Are open plan kitchens making us eat more?


Tuesday, 13 September, 2016

US researchers have found that the dining environment can have significant impact on eating behaviour.

Kim Rollings, assistant professor in the University of Notre Dame’s School of Architecture, and Nancy Wells, an environmental psychologist from Cornell University, conducted a study with 57 college students in the Food and Brand Lab at Cornell.

The results, published in the journal Environment and Behavior, suggest that the openness of a floor plan, among many other factors, can affect how much we eat.

The study made use of folding screens to manipulate the arrangement of kitchen and dining areas during the service of buffet-style meals and two-way mirrors for the unobtrusive observation of variously sized groups of student diners.

“The results of our study suggest that eating in an ‘open concept kitchen’, with greater visibility and convenience of food access, can set off a chain reaction. We’re more likely to get up and head toward the food more often, serve more food and eat more food,” Rollings said.

Rollings observed that each time college students in the study got up to get more food, they ended up eating an average of 711 more kJ in the ‘open’ than in the ‘closed’ floor plan kitchen.

“Considering that decreasing calorie consumption by 200 to 418 kJ per day can reduce or avoid the average annual weight gain of 0.5 to 1 kg among US adults,” she said, “these results have important implications for designers of and consumers in residential kitchens; college, workplace and school cafeterias and dining areas; and buffet-style restaurants.”

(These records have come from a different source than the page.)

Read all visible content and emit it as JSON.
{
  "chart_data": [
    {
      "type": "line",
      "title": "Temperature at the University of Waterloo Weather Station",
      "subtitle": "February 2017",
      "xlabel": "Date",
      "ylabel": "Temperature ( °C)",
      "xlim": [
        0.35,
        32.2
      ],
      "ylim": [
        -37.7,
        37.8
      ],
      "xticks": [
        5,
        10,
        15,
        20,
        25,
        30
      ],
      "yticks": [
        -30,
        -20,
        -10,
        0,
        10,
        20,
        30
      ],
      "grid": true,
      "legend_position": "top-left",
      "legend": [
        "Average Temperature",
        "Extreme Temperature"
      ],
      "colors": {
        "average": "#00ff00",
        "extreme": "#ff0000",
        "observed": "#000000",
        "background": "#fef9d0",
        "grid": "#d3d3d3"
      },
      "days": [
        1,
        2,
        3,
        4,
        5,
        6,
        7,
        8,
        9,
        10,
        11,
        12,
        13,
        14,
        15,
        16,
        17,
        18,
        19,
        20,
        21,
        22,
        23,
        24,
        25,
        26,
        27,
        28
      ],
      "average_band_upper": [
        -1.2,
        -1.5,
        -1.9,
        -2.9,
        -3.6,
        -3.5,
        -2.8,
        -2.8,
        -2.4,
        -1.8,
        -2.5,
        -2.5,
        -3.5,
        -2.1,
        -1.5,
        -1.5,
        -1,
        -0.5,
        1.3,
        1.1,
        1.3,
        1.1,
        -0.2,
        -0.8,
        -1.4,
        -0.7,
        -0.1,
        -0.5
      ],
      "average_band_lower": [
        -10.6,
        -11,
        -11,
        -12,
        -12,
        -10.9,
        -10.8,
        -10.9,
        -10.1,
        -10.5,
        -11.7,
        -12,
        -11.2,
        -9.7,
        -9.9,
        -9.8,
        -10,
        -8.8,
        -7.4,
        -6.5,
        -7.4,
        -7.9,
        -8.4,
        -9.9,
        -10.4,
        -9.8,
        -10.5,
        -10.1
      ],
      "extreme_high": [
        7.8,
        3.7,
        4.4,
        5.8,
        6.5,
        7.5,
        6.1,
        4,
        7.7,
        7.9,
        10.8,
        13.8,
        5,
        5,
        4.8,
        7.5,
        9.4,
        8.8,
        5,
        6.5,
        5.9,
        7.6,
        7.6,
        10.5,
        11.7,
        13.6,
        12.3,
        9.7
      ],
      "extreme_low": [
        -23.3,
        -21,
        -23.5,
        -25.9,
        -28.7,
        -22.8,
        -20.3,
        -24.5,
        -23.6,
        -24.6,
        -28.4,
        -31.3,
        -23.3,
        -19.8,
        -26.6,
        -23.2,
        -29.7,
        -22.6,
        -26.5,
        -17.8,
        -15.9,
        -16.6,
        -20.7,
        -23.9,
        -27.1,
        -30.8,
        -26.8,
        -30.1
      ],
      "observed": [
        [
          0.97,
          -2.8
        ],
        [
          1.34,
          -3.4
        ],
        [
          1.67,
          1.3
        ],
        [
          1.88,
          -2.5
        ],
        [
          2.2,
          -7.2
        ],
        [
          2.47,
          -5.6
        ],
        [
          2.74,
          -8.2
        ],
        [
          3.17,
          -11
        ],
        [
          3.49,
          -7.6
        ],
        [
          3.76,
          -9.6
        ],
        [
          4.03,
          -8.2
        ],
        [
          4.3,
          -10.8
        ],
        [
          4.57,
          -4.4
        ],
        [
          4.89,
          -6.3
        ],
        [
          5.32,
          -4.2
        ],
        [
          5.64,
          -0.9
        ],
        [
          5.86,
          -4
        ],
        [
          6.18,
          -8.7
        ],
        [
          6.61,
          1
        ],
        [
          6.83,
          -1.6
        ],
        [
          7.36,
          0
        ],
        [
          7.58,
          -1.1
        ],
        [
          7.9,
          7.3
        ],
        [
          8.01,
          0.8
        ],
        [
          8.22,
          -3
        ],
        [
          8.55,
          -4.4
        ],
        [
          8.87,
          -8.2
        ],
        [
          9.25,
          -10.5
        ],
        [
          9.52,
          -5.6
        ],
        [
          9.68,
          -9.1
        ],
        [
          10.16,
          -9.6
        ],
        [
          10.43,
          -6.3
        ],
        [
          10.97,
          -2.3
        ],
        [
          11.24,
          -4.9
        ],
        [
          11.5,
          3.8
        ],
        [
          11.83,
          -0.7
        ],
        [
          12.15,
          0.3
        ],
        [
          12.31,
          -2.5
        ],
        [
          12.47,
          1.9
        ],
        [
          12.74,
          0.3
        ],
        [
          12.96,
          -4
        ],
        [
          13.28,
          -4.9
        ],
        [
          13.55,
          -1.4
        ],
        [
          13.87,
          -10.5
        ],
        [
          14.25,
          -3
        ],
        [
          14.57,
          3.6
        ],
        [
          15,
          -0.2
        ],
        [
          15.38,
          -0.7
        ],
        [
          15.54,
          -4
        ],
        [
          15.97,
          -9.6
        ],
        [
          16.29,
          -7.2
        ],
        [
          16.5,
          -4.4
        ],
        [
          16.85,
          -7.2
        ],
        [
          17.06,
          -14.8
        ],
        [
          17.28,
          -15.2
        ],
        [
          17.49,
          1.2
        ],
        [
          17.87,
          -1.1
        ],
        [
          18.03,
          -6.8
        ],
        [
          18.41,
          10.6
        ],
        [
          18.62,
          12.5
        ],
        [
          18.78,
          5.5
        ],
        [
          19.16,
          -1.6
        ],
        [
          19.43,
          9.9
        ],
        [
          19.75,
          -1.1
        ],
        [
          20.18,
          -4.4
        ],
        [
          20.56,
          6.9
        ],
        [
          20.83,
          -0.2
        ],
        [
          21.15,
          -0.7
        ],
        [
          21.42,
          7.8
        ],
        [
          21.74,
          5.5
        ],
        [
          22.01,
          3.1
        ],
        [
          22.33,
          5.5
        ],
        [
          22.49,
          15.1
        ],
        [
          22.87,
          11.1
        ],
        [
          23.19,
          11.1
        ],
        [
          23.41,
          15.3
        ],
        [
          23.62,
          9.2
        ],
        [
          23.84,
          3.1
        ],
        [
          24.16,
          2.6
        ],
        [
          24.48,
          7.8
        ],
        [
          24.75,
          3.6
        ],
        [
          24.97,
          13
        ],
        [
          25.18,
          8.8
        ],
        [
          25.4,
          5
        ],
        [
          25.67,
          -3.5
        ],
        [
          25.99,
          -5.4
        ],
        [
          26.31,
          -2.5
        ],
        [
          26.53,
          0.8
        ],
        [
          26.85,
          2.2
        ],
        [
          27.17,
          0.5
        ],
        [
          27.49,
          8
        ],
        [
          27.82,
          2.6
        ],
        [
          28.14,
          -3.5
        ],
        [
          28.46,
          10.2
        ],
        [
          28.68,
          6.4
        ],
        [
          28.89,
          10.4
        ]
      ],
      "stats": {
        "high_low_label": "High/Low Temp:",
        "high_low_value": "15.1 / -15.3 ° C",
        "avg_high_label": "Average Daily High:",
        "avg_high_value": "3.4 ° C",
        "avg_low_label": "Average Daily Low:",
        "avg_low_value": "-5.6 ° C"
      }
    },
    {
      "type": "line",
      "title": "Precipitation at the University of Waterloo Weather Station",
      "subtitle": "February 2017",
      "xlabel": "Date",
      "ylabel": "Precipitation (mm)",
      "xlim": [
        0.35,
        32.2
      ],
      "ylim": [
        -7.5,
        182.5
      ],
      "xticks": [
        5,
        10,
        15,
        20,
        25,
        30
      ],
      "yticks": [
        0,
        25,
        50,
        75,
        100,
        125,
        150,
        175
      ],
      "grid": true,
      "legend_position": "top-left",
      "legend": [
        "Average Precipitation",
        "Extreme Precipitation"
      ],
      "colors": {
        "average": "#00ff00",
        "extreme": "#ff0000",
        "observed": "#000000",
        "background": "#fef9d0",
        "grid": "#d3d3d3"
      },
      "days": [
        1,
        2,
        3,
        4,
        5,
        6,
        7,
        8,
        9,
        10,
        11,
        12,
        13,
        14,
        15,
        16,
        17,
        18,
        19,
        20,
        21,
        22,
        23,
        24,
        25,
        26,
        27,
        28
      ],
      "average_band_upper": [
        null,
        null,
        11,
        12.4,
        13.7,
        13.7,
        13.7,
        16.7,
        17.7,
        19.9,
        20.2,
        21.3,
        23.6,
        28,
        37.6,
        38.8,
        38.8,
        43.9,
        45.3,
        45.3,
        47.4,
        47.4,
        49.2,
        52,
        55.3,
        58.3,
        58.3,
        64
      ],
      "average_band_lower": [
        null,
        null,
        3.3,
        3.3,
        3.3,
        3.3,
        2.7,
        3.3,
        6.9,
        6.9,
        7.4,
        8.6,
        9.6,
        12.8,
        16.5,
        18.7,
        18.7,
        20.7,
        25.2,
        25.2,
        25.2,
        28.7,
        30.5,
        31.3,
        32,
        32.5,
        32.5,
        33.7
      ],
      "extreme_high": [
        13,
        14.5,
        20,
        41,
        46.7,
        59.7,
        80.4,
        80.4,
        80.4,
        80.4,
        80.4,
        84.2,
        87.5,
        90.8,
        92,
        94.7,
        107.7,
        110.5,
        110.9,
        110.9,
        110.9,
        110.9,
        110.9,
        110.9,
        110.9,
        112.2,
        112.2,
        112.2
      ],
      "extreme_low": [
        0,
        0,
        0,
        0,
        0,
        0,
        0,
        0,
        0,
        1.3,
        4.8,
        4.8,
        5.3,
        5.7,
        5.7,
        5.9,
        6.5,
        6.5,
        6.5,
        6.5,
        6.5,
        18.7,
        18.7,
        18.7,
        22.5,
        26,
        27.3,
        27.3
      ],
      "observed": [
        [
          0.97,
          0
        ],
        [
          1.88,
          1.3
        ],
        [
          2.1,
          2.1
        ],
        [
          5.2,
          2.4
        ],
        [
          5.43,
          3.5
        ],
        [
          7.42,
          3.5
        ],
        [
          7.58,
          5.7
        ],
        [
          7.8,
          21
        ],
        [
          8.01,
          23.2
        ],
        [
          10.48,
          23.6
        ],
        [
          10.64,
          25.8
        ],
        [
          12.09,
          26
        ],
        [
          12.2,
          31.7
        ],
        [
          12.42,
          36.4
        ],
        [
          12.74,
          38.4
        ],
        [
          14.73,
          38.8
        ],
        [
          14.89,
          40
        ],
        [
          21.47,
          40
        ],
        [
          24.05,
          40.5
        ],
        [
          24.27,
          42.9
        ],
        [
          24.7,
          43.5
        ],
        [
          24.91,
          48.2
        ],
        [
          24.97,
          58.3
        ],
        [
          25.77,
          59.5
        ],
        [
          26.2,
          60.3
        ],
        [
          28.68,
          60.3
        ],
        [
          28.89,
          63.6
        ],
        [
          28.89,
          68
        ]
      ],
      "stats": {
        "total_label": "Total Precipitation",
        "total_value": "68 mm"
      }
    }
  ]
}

In the past, many home kitchens were separate, enclosed spaces, purely functional and not intended for entertaining. “Now, open-concept plans put kitchens on display, which is great for entertaining, but not necessarily for our waistlines. Serving food out of sight from diners in an open kitchen, serving food from a counter in a closed kitchen rather than from a dining table and creating open kitchens that have the ability to be enclosed may help US adults maintain their weight,” said Rollings.

Rollings said that the study findings have important implications for college and university students, as well as those who need to eat in healthcare, group home and military settings.